The mysterious saga of Malaysia Airlines Flight 370 got even stranger this week when a family member of one of the missing passengers appeared on Chinese television to show that her brother's phone was still ringing.
"This morning, around 11:40 a.m., I called my older brother's number twice, and I got the ringing tone," Bian Liangwei said. She then dialed the number and watched as the phone rang multiple times before disconnecting.
See also: 36 Hours Later: What We Know About Malaysia Airlines Flight 370
Other family members tried it, too. According to a reporter with China.org.cn, a group of 19 families signed a joint statement delivered to Malaysia Airlines asking for an explanation. Why could they get through to their family members’ phones but not hear anything? Why did the calls hang up? Most importantly, does this mean the passengers are still alive?
Unfortunately, the ringing phones don't mean much of anything at all.
When you place a call, hit the send button, and your phone starts to ring, it "doesn’t mean it is ringing on the phone of the person you are calling," says wireless analyst Jeff Kagan.

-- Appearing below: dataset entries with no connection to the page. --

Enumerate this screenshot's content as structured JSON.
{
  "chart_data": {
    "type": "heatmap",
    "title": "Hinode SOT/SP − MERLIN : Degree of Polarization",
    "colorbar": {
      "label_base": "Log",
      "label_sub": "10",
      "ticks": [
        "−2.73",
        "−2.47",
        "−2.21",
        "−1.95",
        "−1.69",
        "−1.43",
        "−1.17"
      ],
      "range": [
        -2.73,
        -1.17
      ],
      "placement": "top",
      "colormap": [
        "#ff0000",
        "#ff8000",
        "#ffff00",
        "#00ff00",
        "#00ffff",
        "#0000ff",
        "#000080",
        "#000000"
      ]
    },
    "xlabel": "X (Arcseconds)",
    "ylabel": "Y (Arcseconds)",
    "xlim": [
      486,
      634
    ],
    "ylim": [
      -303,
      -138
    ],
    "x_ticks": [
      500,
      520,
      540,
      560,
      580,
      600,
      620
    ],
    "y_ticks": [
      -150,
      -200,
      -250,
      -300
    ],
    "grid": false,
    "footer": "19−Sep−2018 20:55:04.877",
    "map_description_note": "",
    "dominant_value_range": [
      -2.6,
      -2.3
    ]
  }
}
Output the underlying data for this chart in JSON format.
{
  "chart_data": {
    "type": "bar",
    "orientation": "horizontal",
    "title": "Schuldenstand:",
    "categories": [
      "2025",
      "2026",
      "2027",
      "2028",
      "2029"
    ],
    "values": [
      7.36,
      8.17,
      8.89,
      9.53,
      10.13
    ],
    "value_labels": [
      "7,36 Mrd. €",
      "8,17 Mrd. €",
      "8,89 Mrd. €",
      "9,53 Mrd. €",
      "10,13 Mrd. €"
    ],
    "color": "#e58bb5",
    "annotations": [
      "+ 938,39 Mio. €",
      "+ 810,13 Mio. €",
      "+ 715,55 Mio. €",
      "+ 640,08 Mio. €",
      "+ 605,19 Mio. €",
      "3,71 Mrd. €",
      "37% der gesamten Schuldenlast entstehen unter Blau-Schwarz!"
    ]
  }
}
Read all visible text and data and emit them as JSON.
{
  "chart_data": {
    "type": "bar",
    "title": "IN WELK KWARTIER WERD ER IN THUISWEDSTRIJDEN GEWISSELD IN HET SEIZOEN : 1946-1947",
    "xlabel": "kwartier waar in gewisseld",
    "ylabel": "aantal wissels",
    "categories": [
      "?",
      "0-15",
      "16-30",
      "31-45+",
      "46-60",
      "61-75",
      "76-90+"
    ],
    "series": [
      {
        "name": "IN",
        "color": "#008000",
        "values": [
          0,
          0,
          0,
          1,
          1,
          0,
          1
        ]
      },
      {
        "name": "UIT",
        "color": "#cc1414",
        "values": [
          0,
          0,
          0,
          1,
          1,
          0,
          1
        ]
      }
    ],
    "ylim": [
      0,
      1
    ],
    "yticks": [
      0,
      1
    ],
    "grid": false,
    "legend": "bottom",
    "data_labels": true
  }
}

"What it means is the network is at work, trying to locate the party you are calling," he says. "It rings once, twice, three times, and if it finds the phone, it delivers the call. If it doesn’t find the phone, then the call is disconnected."
"Family members over there are hearing the [ring] tone and they are hoping, but this is not a sign of anything. This is just how the networks work," Kagan says.
That ringing sound to which we're so accustomed is actually a psychological trick, meant to keep us on the line while the network works to locate the other phone.
"The ringing sound is generated by the originating carrier's switch while the network sets up the call," a CTIA-The Wireless Association spokesperson tells Mashable. "This keeps callers from abandoning the call when they hear no sound. The ringing sound has nothing to do with the actual 'ringing' of the called party's device."
Still, an official with Malaysia Airlines told reporters he, too, had experienced the eerie ringtone.
"If I could get through, the police could locate the position, and there is a chance he could still be alive,” one woman is quoted as saying, hopeful that the phones could be used to perhaps find the missing passengers.
But tracking a phone's location is more complicated than it seems.
"It depends on the phone. It depends if it has GPS. It depends if the GPS is on. And it depends if the cell site that they’re on has GPS, too," Kagan says. "If everything is working right, yes, the network can tell where that phone is — within a very small area," he says.
Though he cautions that, in order for that to work, everything has to be working properly. So, if that phone is on the ocean floor, it would be nearly impossible to track.
These calls were never answered because they likely were never were delivered. That's a tough pill for the families who are short on information on their loved ones' fate, nearly five days since they boarded the flight to Beijing.